TIRAGE DE LUXE EN GRAND FORMAT.
Cette édition en grand format de Germinie Lacerteux a été exécutée seulement à 100 exemplaires numérotés sur papier du Japon avec deux suites des planches. L'exemplaire porte le numéro 68 marqué à la presse.
Cet ouvrage fait partie de la Bibliothèque des chefs-d'œuvre du roman contemporain publiée par la Maison Quantin. Les volumes, parus séparément, étaient proposés à 25 francs sur papier des Vosges et à 100 francs sur papier du Japon. Ce rare tirage de luxe sur japon était déjà annoncé comme en partie épuisé dès 1886.
La première édition de Germinie Lacerteux a paru en janvier 1865. Publié cinq ans avant la Commune, ce roman conte la tragique histoire d'une malheureuse servante, fille de joie par l'infamie de Jupillon, agent du Mal et objet dévoyé de l'amour de cette enfant du peuple. Car le tableau social, dont les frères Goncourt se veulent les miniaturistes les plus exacts, n'est point ici un décor, mais tout au contraire la substance qui nourrit et empoisonne les héros. On ne saurait distraire les uns de l'autre, parce que la vérité de ce document tient à la constante et habile volonté des auteurs d'aider à la compréhension — et le cas échéant, à la condamnation — de la société et des mœurs sous Napoléon-le-Petit. Il passe pour le type du roman naturaliste. On trouve dans la préface de 1865, reproduite en tête de cette nouvelle édition, la sentence suivante : " Le roman cherche l'Art et la Vérité ainsi que la Souffrance humaine."
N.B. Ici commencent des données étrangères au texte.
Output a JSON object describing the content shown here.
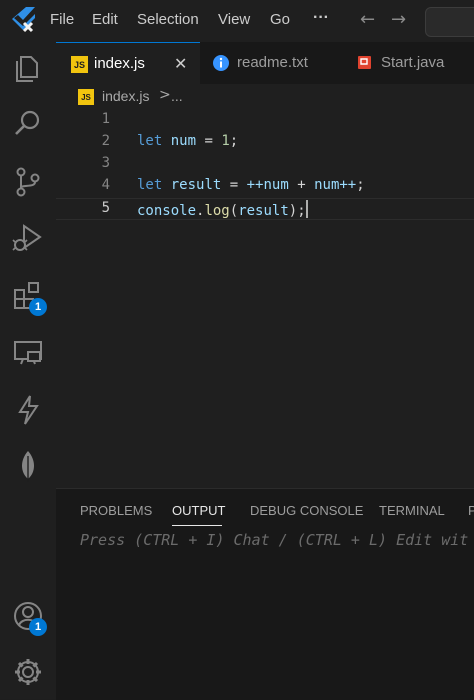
{
  "menu": [
    "File",
    "Edit",
    "Selection",
    "View",
    "Go"
  ],
  "menu_more": "···",
  "nav": {
    "back": "←",
    "forward": "→"
  },
  "activity": {
    "extensions_badge": "1",
    "accounts_badge": "1"
  },
  "tabs": [
    {
      "label": "index.js",
      "icon": "js-icon",
      "close": "✕"
    },
    {
      "label": "readme.txt",
      "icon": "info-icon"
    },
    {
      "label": "Start.java",
      "icon": "java-icon"
    }
  ],
  "breadcrumb": {
    "file": "index.js",
    "sep": ">",
    "rest": "..."
  },
  "editor": {
    "line_numbers": [
      "1",
      "2",
      "3",
      "4",
      "5"
    ],
    "code": {
      "l2": {
        "kw": "let",
        "var": "num",
        "op": "=",
        "num": "1",
        "end": ";"
      },
      "l4": {
        "kw": "let",
        "var": "result",
        "op": "=",
        "expr1": "++num",
        "plus": "+",
        "expr2": "num++",
        "end": ";"
      },
      "l5": {
        "obj": "console",
        "dot": ".",
        "fn": "log",
        "open": "(",
        "arg": "result",
        "close": ")",
        "end": ";"
      }
    }
  },
  "panel": {
    "tabs": [
      "PROBLEMS",
      "OUTPUT",
      "DEBUG CONSOLE",
      "TERMINAL",
      "P"
    ],
    "active_tab": "OUTPUT",
    "hint": "Press (CTRL + I) Chat / (CTRL + L) Edit wit"
  },
  "colors": {
    "accent": "#0078d4",
    "js_yellow": "#f1c40f",
    "java_red": "#e0432f",
    "info_blue": "#3794ff"
  }
}
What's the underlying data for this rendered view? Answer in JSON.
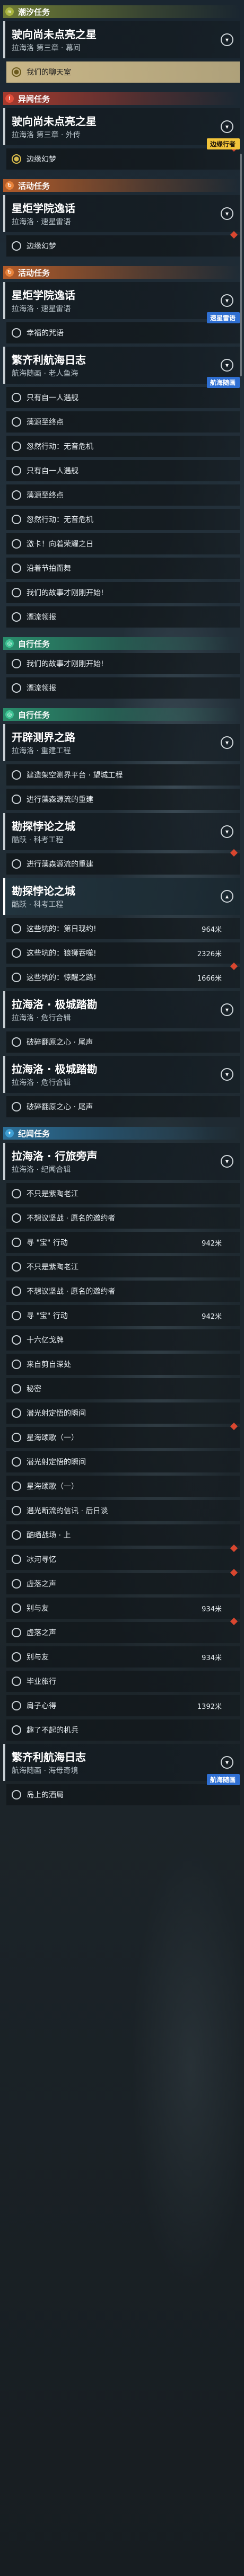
{
  "quest_list": {
    "sections": [
      {
        "category": "潮汐任务",
        "icon": "≈",
        "theme": "daily",
        "quests": [
          {
            "title": "驶向尚未点亮之星",
            "subtitle": "拉海洛 第三章 · 幕间",
            "selected": false,
            "tag": null,
            "tag_color": null,
            "objectives": [
              {
                "text": "我们的聊天室",
                "distance": null,
                "style": "gold",
                "alert": false
              }
            ]
          }
        ]
      },
      {
        "category": "异闻任务",
        "icon": "!",
        "theme": "world",
        "quests": [
          {
            "title": "驶向尚未点亮之星",
            "subtitle": "拉海洛 第三章 · 外传",
            "selected": false,
            "tag": "边缘行者",
            "tag_color": "yellow",
            "objectives": [
              {
                "text": "边缘幻梦",
                "distance": null,
                "style": "done",
                "alert": true
              }
            ]
          }
        ]
      },
      {
        "category": "活动任务",
        "icon": "↻",
        "theme": "event",
        "quests": [
          {
            "title": "星炬学院逸话",
            "subtitle": "拉海洛 · 速星雷语",
            "selected": false,
            "tag": null,
            "tag_color": null,
            "objectives": [
              {
                "text": "边缘幻梦",
                "distance": null,
                "style": "normal",
                "alert": true
              }
            ]
          }
        ]
      },
      {
        "category": "活动任务",
        "icon": "↻",
        "theme": "event",
        "quests": [
          {
            "title": "星炬学院逸话",
            "subtitle": "拉海洛 · 速星雷语",
            "selected": false,
            "tag": "速星雷语",
            "tag_color": "blue",
            "objectives": [
              {
                "text": "幸福的咒语",
                "distance": null,
                "style": "normal",
                "alert": false
              }
            ]
          },
          {
            "title": "繁齐利航海日志",
            "subtitle": "航海随画 · 老人鱼海",
            "selected": false,
            "tag": "航海随画",
            "tag_color": "blue",
            "objectives": [
              {
                "text": "只有自一人遇舰",
                "distance": null,
                "style": "normal",
                "alert": false
              },
              {
                "text": "藻源至终点",
                "distance": null,
                "style": "normal",
                "alert": false
              },
              {
                "text": "忽然行动：无音危机",
                "distance": null,
                "style": "normal",
                "alert": false
              },
              {
                "text": "只有自一人遇舰",
                "distance": null,
                "style": "normal",
                "alert": false
              },
              {
                "text": "藻源至终点",
                "distance": null,
                "style": "normal",
                "alert": false
              },
              {
                "text": "忽然行动：无音危机",
                "distance": null,
                "style": "normal",
                "alert": false
              },
              {
                "text": "激卡！向着荣耀之日",
                "distance": null,
                "style": "normal",
                "alert": false
              },
              {
                "text": "沿着节拍而舞",
                "distance": null,
                "style": "normal",
                "alert": false
              },
              {
                "text": "我们的故事才刚刚开始!",
                "distance": null,
                "style": "normal",
                "alert": false
              },
              {
                "text": "漂流领报",
                "distance": null,
                "style": "normal",
                "alert": false
              }
            ]
          }
        ]
      },
      {
        "category": "自行任务",
        "icon": "◎",
        "theme": "companion",
        "quests": [
          {
            "title": null,
            "subtitle": null,
            "selected": false,
            "tag": null,
            "tag_color": null,
            "objectives": [
              {
                "text": "我们的故事才刚刚开始!",
                "distance": null,
                "style": "normal",
                "alert": false
              },
              {
                "text": "漂流领报",
                "distance": null,
                "style": "normal",
                "alert": false
              }
            ]
          }
        ]
      },
      {
        "category": "自行任务",
        "icon": "◎",
        "theme": "companion",
        "quests": [
          {
            "title": "开辟测界之路",
            "subtitle": "拉海洛 · 重建工程",
            "selected": false,
            "tag": null,
            "tag_color": null,
            "objectives": [
              {
                "text": "建造架空测界平台 · 望城工程",
                "distance": null,
                "style": "normal",
                "alert": false
              },
              {
                "text": "进行藻森源流的重建",
                "distance": null,
                "style": "normal",
                "alert": false
              }
            ]
          },
          {
            "title": "勘探悖论之城",
            "subtitle": "酷跃 · 科考工程",
            "selected": false,
            "tag": null,
            "tag_color": null,
            "objectives": [
              {
                "text": "进行藻森源流的重建",
                "distance": null,
                "style": "normal",
                "alert": true
              }
            ]
          },
          {
            "title": "勘探悖论之城",
            "subtitle": "酷跃 · 科考工程",
            "selected": true,
            "tag": null,
            "tag_color": null,
            "objectives": [
              {
                "text": "这些坑的：第日现约!",
                "distance": "964米",
                "style": "normal",
                "alert": false
              },
              {
                "text": "这些坑的：狼狮吞噬!",
                "distance": "2326米",
                "style": "normal",
                "alert": false
              },
              {
                "text": "这些坑的：惊醒之路!",
                "distance": "1666米",
                "style": "normal",
                "alert": true
              }
            ]
          },
          {
            "title": "拉海洛 · 极城踏勘",
            "subtitle": "拉海洛 · 危行合辑",
            "selected": false,
            "tag": null,
            "tag_color": null,
            "objectives": [
              {
                "text": "破碎翻原之心 · 尾声",
                "distance": null,
                "style": "normal",
                "alert": false
              }
            ]
          },
          {
            "title": "拉海洛 · 极城踏勘",
            "subtitle": "拉海洛 · 危行合辑",
            "selected": false,
            "tag": null,
            "tag_color": null,
            "objectives": [
              {
                "text": "破碎翻原之心 · 尾声",
                "distance": null,
                "style": "normal",
                "alert": false
              }
            ]
          }
        ]
      },
      {
        "category": "纪闻任务",
        "icon": "✦",
        "theme": "chronicle",
        "quests": [
          {
            "title": "拉海洛 · 行旅旁声",
            "subtitle": "拉海洛 · 纪闻合辑",
            "selected": false,
            "tag": null,
            "tag_color": null,
            "objectives": [
              {
                "text": "不只是紫陶老江",
                "distance": null,
                "style": "normal",
                "alert": false
              },
              {
                "text": "不想议坚战 · 愿名的邀约者",
                "distance": null,
                "style": "normal",
                "alert": false
              },
              {
                "text": "寻 \"宝\" 行动",
                "distance": "942米",
                "style": "normal",
                "alert": false
              },
              {
                "text": "不只是紫陶老江",
                "distance": null,
                "style": "normal",
                "alert": false
              },
              {
                "text": "不想议坚战 · 愿名的邀约者",
                "distance": null,
                "style": "normal",
                "alert": false
              },
              {
                "text": "寻 \"宝\" 行动",
                "distance": "942米",
                "style": "normal",
                "alert": false
              },
              {
                "text": "十六亿戈牌",
                "distance": null,
                "style": "normal",
                "alert": false
              },
              {
                "text": "来自剪自深处",
                "distance": null,
                "style": "normal",
                "alert": false
              },
              {
                "text": "秘密",
                "distance": null,
                "style": "normal",
                "alert": false
              },
              {
                "text": "潜光射定悟的瞬间",
                "distance": null,
                "style": "normal",
                "alert": false
              },
              {
                "text": "星海颂歌（一）",
                "distance": null,
                "style": "normal",
                "alert": true
              },
              {
                "text": "潜光射定悟的瞬间",
                "distance": null,
                "style": "normal",
                "alert": false
              },
              {
                "text": "星海颂歌（一）",
                "distance": null,
                "style": "normal",
                "alert": false
              },
              {
                "text": "遇光断流的信讯 · 后日谈",
                "distance": null,
                "style": "normal",
                "alert": false
              },
              {
                "text": "酷晒战场 · 上",
                "distance": null,
                "style": "normal",
                "alert": false
              },
              {
                "text": "冰河寻忆",
                "distance": null,
                "style": "normal",
                "alert": true
              },
              {
                "text": "虚落之声",
                "distance": null,
                "style": "normal",
                "alert": true
              },
              {
                "text": "别与友",
                "distance": "934米",
                "style": "normal",
                "alert": false
              },
              {
                "text": "虚落之声",
                "distance": null,
                "style": "normal",
                "alert": true
              },
              {
                "text": "别与友",
                "distance": "934米",
                "style": "normal",
                "alert": false
              },
              {
                "text": "毕业旅行",
                "distance": null,
                "style": "normal",
                "alert": false
              },
              {
                "text": "肩子心得",
                "distance": "1392米",
                "style": "normal",
                "alert": false
              },
              {
                "text": "趣了不起的机兵",
                "distance": null,
                "style": "normal",
                "alert": false
              }
            ]
          },
          {
            "title": "繁齐利航海日志",
            "subtitle": "航海随画 · 海母奇境",
            "selected": false,
            "tag": "航海随画",
            "tag_color": "blue",
            "objectives": [
              {
                "text": "岛上的酒局",
                "distance": null,
                "style": "normal",
                "alert": false
              }
            ]
          }
        ]
      }
    ]
  }
}
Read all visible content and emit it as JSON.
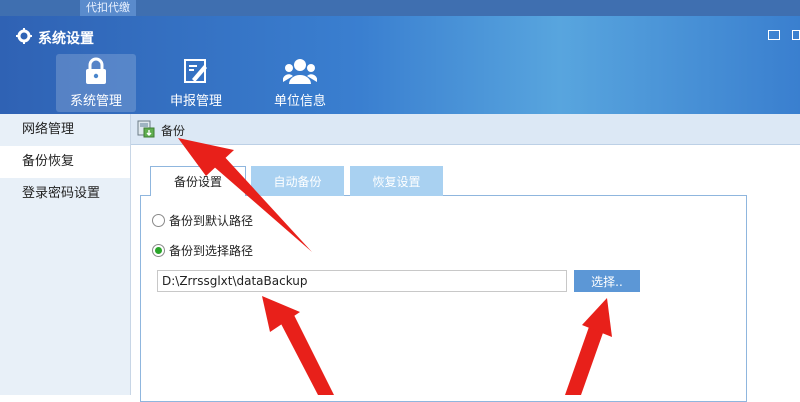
{
  "top_tab": "代扣代缴",
  "window": {
    "title": "系统设置"
  },
  "nav": [
    {
      "label": "系统管理",
      "icon": "lock-icon"
    },
    {
      "label": "申报管理",
      "icon": "edit-icon"
    },
    {
      "label": "单位信息",
      "icon": "users-icon"
    }
  ],
  "sidebar": {
    "items": [
      {
        "label": "网络管理"
      },
      {
        "label": "备份恢复"
      },
      {
        "label": "登录密码设置"
      }
    ]
  },
  "toolbar": {
    "backup_label": "备份"
  },
  "tabs": [
    {
      "label": "备份设置"
    },
    {
      "label": "自动备份"
    },
    {
      "label": "恢复设置"
    }
  ],
  "backup": {
    "radio_default": "备份到默认路径",
    "radio_choose": "备份到选择路径",
    "path_value": "D:\\Zrrssglxt\\dataBackup",
    "choose_button": "选择.."
  },
  "colors": {
    "header": "#3a7fd0",
    "accent": "#5c97d6",
    "annotation_arrow": "#e8201a"
  }
}
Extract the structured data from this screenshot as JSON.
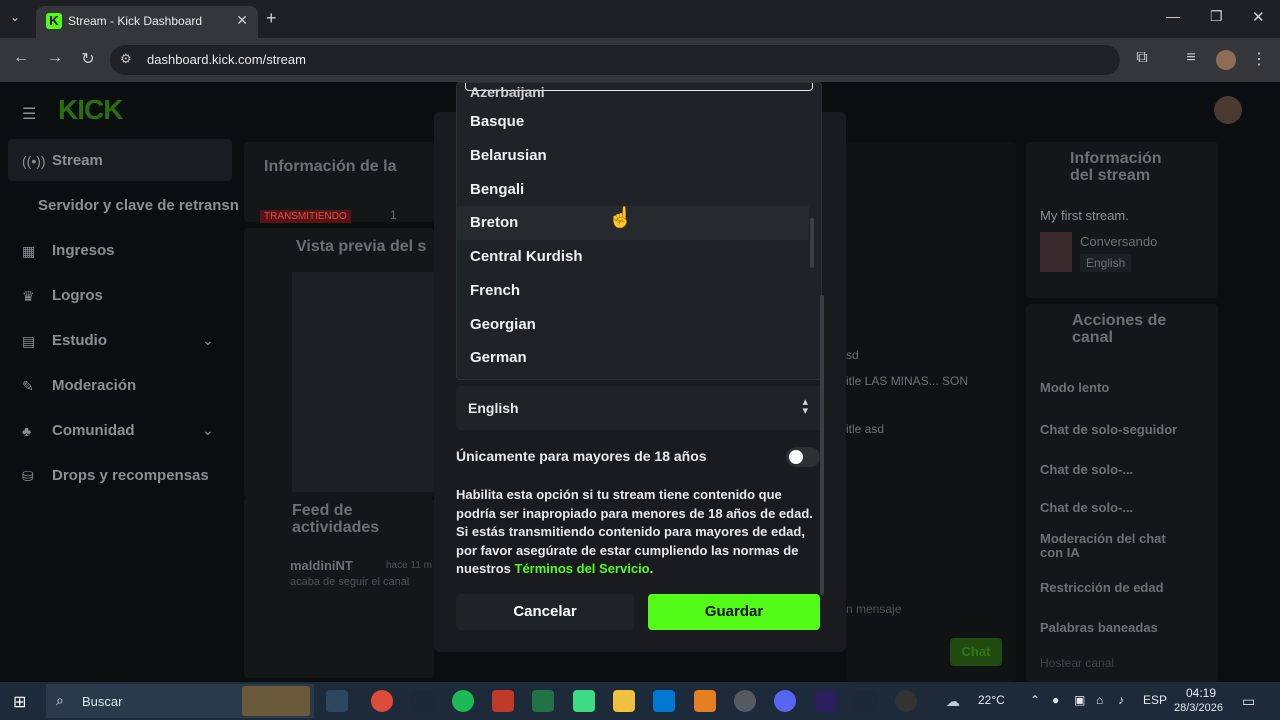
{
  "browser": {
    "tab_title": "Stream - Kick Dashboard",
    "url": "dashboard.kick.com/stream"
  },
  "sidebar": {
    "items": [
      {
        "label": "Stream"
      },
      {
        "label": "Servidor y clave de retransn"
      },
      {
        "label": "Ingresos"
      },
      {
        "label": "Logros"
      },
      {
        "label": "Estudio"
      },
      {
        "label": "Moderación"
      },
      {
        "label": "Comunidad"
      },
      {
        "label": "Drops y recompensas"
      }
    ]
  },
  "background": {
    "info_title": "Información de la",
    "live_badge": "TRANSMITIENDO",
    "live_count": "1",
    "preview_title": "Vista previa del s",
    "feed_title": "Feed de actividades",
    "feed_user": "maldiniNT",
    "feed_time": "hace 11 m",
    "feed_action": "acaba de seguir el canal",
    "stream_info_title": "Información del stream",
    "stream_title": "My first stream.",
    "category": "Conversando",
    "language_tag": "English",
    "actions_title": "Acciones de canal",
    "actions": [
      "Modo lento",
      "Chat de solo-seguidor",
      "Chat de solo-...",
      "Chat de solo-...",
      "Moderación del chat con IA",
      "Restricción de edad",
      "Palabras baneadas",
      "Hostear canal"
    ],
    "chat_snippets": [
      "sd",
      "itle LAS MINAS... SON",
      "itle asd"
    ],
    "chat_placeholder": "n mensaje",
    "chat_button": "Chat"
  },
  "modal": {
    "dropdown_partial": "Azerbaijani",
    "language_options": [
      "Basque",
      "Belarusian",
      "Bengali",
      "Breton",
      "Central Kurdish",
      "French",
      "Georgian",
      "German"
    ],
    "hovered_option": "Breton",
    "selected_language": "English",
    "mature_label": "Únicamente para mayores de 18 años",
    "mature_enabled": false,
    "mature_desc": "Habilita esta opción si tu stream tiene contenido que podría ser inapropiado para menores de 18 años de edad. Si estás transmitiendo contenido para mayores de edad, por favor asegúrate de estar cumpliendo las normas de nuestros ",
    "terms_link": "Términos del Servicio",
    "desc_end": ".",
    "cancel_label": "Cancelar",
    "save_label": "Guardar"
  },
  "taskbar": {
    "search_placeholder": "Buscar",
    "weather": "22°C",
    "language": "ESP",
    "time": "04:19",
    "date": "28/3/2026"
  },
  "colors": {
    "accent": "#53fc18",
    "modal_bg": "#191b1f",
    "page_bg": "#0b0e0f"
  }
}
" (...) Un roman à l'intrigue atroce, comme le XIXe siècle savait en produire. Une prose enracinée dans le réel, le réel le plus sordide, celui du petit peuple parisien, celui des passions avilissantes, celui des mesquineries assassines. On reconnaît le naturalisme de Zola encore en gestation dans cette œuvre (Edouard de Goncourt accusera par la suite Zola de plagiat lors de la parution de L'Assommoir… Il est vrai que ces deux œuvres ont des parentés certaines). Les sources d'inspiration de Germinie Lacerteux sont à rechercher dans l'existence même des frères Goncourt. Derrière l'existence tragique de Germinie se dissimule Rose Malingre, une ancienne servante des deux frères écrivains, une femme dont ils ne connurent l'histoire secrète et douloureuse qu'après sa mort. (...)" in Présentation de l'édition Flammarion par Pascale Arguedas.
L'illustration de Jeanniot qui orne cette magnifique édition, donne pour la première fois, une image fixée de Germinie Lacerteux et de son univers misérable. Cette édition est très recherchée pour cela.
Provenance : exemplaire de la bibliothèque Ch. Bouret avec son bel ex libris gravé à l'eau-forte par Deville. La vente de sa bibliothèque eu lieu en février 1893 : "La collection formée par M. Bouret était nombreuse, mais présentait un caractère spécial : elle se composait presque exclusivement de livres contemporains. (...) Ce qui l'attirait surtout, c'était le livre neuf, encore imprégné des senteurs de l'encre d'imprimerie. Il suivait le mouvement littéraire et se procurait, dès leur apparition, toutes les œuvres de quelque mérite ; épris des papiers de luxe, il possédait des exemplaires sur hollande, sur chine, sur wathman, etc., de la plupart des livres connus de notre époque, en éditions originales. Il était à l'affût de toutes les éditions de luxe que publiaient Jouaust, Conquet, Launette et Boudet, Ferroud, Calmann Lévy, Testard, Hachette, Quantin, etc. Il ne lui suffisait pas, le plus souvent, d'avoir des exemplaires exceptionnels de ces éditions, avec des tirages à part et des suites d'épreuves : il cherchait à les enrichir de dessins originaux ; il en faisait ainsi des exemplaires uniques qu'il confiait ensuite, pour les habiller richement, à Cuzin, ou à Marius Michel, ou à Chambolle, ou à Champs. Il jouissait de ses livres d'une façon quelque peu égoïste, ne les montrant qu'à un petit nombre d'initiés et les entourant de précautions minutieuses. Aussi leur fraîcheur était-elle parfaite. Les prix atteints dans la vente du 16 au 18 février ont été des plus brillants." (La bibliophilie en 1893 par d'Eylac). Il est suffisamment rare d'avoir un portrait aussi précis d'un bibliophile du temps à disposition pour prendre la place nécessaire dans cette fiche afin d'informer le bibliophile d'aujourd'hui de ce bibliophile d'hier.
SUPERBE EXEMPLAIRE, FINEMENT RELIÉ A L'ÉPOQUE PAR VICTOR CHAMPS.